- Born: 3 May 1945 Colón, Panama
- Died: 8 September 2026 (aged 81)
- Occupation: Boxing trainer/coach

= María Toto =

Panamanian boxing trainer and coach (1945–2026)

María de la Cruz Murillo (3 May 1945 – 8 September 2026), known as María Toto, was a Panamanian boxing trainer and coach. She began her sporting career as a women's softball coach, before being introduced to boxing in the late 1970s or early 1980s. One of the few women in the field in Panama, Murillo coached boxers including Celestino Caballero, Luis Concepción, Roberto Durán, Guillermo Jones, Vicente Mosquera, and Roberto Vásquez.

== Early life ==
Murillo was born on 3 May 1945, in Colón, Panama. Her father, Luis Murillo, was a line handler originally from Barranquilla; according to Murillo, he physically abused her as a child. One of fifteen children, Murillo described herself as rebellious and disobedient, prone to fighting and stealing. When she was seven, she moved away from her father in Colón to stay with an uncle in El Chorrillo, though she hardly saw him. Throughout her adolescence and young adulthood, she lived in various regions of Panama including Santa Ana, San Pedro, and the San Miguelito District.

== Career ==
Murillo began her sports career as a coach for a women's softball team; when travelling to Costa Rica with the team on one occasion, she was given the nickname 'Toto'. She was introduced to boxing in the late 1970s or early 1980s by the journalist fellow boxing coach Gaspar Mendizábal. After training his boxing students at a gym run by Eugenio Luzcando, she was given her own gym to manage by Pellín Ávila. She subsequently worked for the boxing promoter Rogelio Espiño and gym owner Luis Espada. By the 2010s, she was working at the Los Rockeros gym in Panama.

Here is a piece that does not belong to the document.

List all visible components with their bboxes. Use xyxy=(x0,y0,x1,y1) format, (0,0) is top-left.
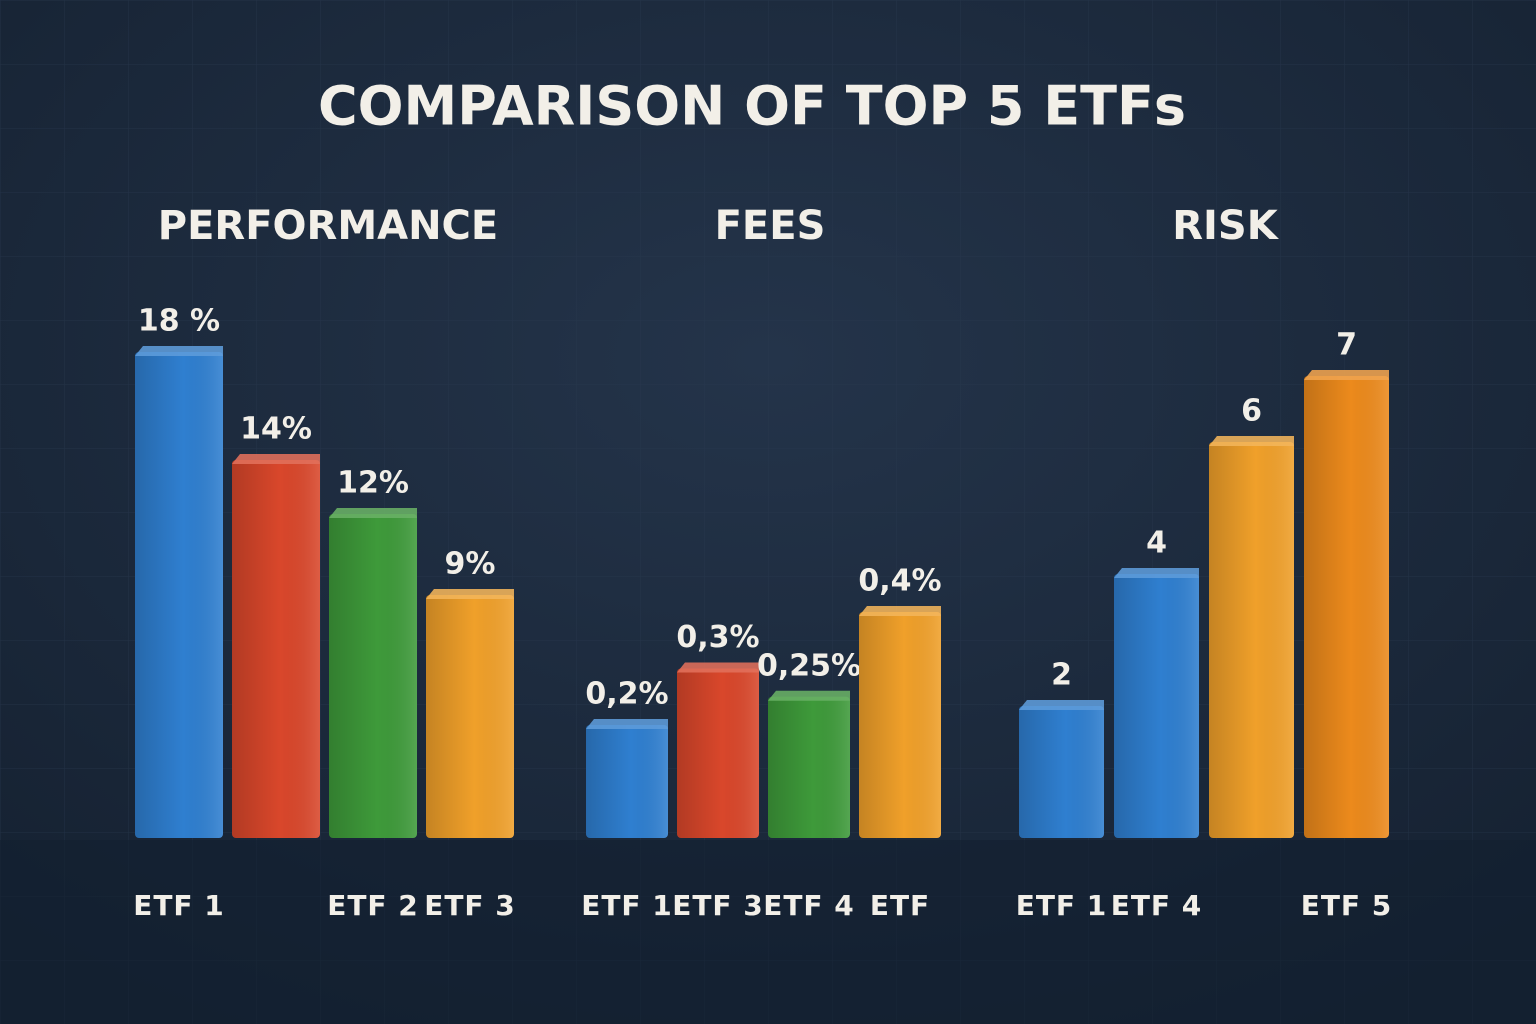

She was one of the first and only female boxing trainers in Panama and her career spanned over forty years. In 2013, she was honored at the San Miguelito District City Hall for her contributions to the sport. Murillo coached boxers including Rosendo Álvarez, Celestino Caballero, Luis Concepción, Roberto Durán, Guillermo Jones, Carlos Melo, Vicente Mosquera, and Roberto Vásquez. To support herself, Murillo worked a variety of jobs, including as a courier, elevator operator, selling newspapers, and at a racetrack; she also worked in government jobs.

Murillo did not support women's boxing.

== Personal life and death ==
Murillo had one child, a son, whose father was a jockey. She had medical issues which affected her spine and knees. In the 1970s, she was hit by a car and hospitalized for six months, during which the doctors put a plate into her leg.

She died on 8 September 2026; her death was announced to the public the following day. She died on the same day as Panamanian boxer Ismael Laguna. Archbishop of Panama José Domingo Ulloa Mendieta extended his condolences following her death.